At the request of interested manufacturers, the ETCC was elevated to the WTCC beginning with the 2005 season, retaining Super 2000 and Diesel 2000 regulations. Andy Priaulx and his BMW 320i were the dominant pairing in the opening three seasons, winning the Drivers' and Manufacturers' Championships in 2005, 2006, and 2007.

In 2008, Yvan Muller won the title after Race 1 in Macau in his SEAT León TDI — the first time an FIA-sanctioned world championship in any category was won by a diesel-powered racing car. The SEAT León TDI won both championships again in 2009, this time driven by Gabriele Tarquini.

From 2010, Chevrolet dominated through its Cruze model. Yvan Muller became World Champion in 2010, followed by a second drivers' title in 2011 in which his two teammates finished second and third, giving Chevrolet a clean sweep of both championships.
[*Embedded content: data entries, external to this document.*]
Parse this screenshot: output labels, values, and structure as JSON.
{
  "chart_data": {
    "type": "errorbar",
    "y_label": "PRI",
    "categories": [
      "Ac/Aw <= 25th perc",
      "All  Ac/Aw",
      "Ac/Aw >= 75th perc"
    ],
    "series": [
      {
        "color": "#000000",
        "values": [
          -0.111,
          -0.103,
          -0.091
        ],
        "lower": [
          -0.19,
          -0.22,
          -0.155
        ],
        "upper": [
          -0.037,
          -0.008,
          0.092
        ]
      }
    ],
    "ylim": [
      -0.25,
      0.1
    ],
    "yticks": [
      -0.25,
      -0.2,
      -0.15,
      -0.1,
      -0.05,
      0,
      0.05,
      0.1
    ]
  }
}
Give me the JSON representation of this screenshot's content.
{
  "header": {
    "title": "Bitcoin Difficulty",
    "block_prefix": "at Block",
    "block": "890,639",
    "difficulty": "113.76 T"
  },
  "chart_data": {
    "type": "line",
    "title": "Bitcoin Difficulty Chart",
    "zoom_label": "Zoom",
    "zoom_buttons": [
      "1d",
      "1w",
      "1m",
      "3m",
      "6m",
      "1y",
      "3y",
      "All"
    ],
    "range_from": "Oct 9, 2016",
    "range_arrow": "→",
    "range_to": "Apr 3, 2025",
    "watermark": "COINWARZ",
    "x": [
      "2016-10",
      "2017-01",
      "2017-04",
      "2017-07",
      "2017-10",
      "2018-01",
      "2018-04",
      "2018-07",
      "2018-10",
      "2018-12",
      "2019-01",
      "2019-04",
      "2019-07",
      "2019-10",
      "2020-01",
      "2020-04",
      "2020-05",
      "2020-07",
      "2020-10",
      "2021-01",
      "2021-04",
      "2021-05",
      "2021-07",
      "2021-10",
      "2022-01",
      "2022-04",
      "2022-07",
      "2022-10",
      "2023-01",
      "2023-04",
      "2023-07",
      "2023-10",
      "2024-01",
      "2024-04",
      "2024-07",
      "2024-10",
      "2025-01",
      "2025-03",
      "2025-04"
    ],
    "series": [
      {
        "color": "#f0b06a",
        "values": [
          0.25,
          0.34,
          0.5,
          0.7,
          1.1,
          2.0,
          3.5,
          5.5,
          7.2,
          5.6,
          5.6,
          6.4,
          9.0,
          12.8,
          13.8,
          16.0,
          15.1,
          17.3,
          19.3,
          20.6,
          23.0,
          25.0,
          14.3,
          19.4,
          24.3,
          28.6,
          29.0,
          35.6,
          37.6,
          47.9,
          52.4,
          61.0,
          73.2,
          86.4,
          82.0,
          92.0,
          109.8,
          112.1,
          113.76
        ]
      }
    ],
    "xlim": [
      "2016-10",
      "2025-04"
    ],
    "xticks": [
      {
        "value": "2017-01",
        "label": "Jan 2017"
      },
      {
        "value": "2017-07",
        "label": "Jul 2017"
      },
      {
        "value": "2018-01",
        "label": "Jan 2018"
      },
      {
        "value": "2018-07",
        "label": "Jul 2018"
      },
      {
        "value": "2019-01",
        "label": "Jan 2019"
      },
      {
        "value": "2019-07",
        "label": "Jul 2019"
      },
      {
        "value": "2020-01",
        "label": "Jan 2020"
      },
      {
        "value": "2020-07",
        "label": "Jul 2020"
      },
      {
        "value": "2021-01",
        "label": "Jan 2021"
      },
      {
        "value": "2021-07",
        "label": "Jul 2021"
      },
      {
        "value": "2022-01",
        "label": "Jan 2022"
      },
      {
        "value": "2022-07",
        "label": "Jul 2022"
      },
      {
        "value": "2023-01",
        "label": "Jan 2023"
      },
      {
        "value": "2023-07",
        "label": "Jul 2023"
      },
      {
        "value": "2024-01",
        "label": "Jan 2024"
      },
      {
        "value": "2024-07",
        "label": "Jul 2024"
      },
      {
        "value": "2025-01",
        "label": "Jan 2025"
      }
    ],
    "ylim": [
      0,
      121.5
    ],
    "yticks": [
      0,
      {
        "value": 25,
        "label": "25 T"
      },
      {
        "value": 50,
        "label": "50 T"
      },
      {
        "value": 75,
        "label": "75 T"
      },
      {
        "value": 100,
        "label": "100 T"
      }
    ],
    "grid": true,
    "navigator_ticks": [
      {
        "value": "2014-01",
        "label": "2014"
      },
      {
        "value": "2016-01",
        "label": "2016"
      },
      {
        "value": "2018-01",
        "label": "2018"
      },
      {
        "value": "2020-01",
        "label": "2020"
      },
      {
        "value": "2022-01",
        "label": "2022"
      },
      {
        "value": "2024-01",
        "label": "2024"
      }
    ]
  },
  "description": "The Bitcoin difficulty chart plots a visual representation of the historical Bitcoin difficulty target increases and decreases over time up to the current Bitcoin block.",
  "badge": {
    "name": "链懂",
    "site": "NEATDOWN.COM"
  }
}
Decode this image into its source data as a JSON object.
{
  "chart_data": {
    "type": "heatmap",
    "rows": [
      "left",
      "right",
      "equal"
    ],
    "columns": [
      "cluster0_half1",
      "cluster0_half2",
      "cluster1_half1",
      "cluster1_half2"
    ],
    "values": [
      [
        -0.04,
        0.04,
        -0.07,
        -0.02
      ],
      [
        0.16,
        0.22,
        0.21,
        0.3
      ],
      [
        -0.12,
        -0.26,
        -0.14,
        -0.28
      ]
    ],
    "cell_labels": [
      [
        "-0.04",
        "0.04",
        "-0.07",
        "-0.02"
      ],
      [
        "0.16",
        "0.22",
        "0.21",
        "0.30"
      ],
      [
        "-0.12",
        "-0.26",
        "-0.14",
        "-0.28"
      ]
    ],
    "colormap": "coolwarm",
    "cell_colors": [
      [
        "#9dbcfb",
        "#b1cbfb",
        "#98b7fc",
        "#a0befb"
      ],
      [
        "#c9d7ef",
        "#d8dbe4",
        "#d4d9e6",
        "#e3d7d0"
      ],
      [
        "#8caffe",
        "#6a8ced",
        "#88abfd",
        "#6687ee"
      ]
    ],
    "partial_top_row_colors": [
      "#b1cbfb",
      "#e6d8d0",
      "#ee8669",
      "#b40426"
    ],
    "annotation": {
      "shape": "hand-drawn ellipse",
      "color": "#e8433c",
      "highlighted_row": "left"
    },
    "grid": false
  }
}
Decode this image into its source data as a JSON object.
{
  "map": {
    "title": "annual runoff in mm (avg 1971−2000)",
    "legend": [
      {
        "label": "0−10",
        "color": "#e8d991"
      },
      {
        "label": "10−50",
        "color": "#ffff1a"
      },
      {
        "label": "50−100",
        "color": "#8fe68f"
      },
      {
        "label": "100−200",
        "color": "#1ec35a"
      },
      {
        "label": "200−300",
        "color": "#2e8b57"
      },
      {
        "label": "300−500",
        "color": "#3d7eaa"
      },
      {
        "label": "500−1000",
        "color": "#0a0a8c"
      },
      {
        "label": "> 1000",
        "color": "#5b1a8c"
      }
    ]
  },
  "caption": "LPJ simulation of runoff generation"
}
In 2012, Rob Huff took the Drivers' title while Chevrolet again swept both championships.

The series held rounds across the globe including Argentina, Morocco, Hungary, Germany, Russia, France, Portugal, Slovakia, Czech Republic, Japan, China, Thailand, and Qatar, with former venues in Brazil, Great Britain, Italy, Macau, Netherlands, Spain, Sweden, Turkey, and the United States.

Technical rules were modified in 2011 to permit 1.6-litre turbocharged gasoline engines; the 2.0-litre gasoline and turbodiesel engines were banned from 2012. New car regulations designated TC1 were introduced in 2014, featuring larger aerodynamic devices and increased engine power. The prior 1.6-litre turbo cars were reclassified as TC2 for 2014 and dropped entirely for 2015.

WTCC Super 2000 cars used 1.6-litre turbocharged four-cylinder engines producing approximately 380 bhp, fitted with 18-inch wheels and large front and rear aerodynamic devices. Cost control was a central theme of the technical regulations. Variable valve timing, variable intake geometry, ABS brakes, and traction control were all prohibited.

From 2010, points were awarded on the FIA scale shared with Formula One and the FIA World Rally Championship. Between 2005 and 2009 the championship used its own bespoke points scale, as did the inaugural 1987 season.

For 2018, the series adopted TCR regulations and merged with the TCR International Series to form the World Touring Car Cup (WTCR). The WTCR did not carry World Championship status, as official factory entries were not permitted, though some drivers and teams received manufacturer backing.

This article is based solely on the supplied corpus. No external sources were consulted; claims that could not be substantiated against the corpus were omitted under the drop-the-claim rule.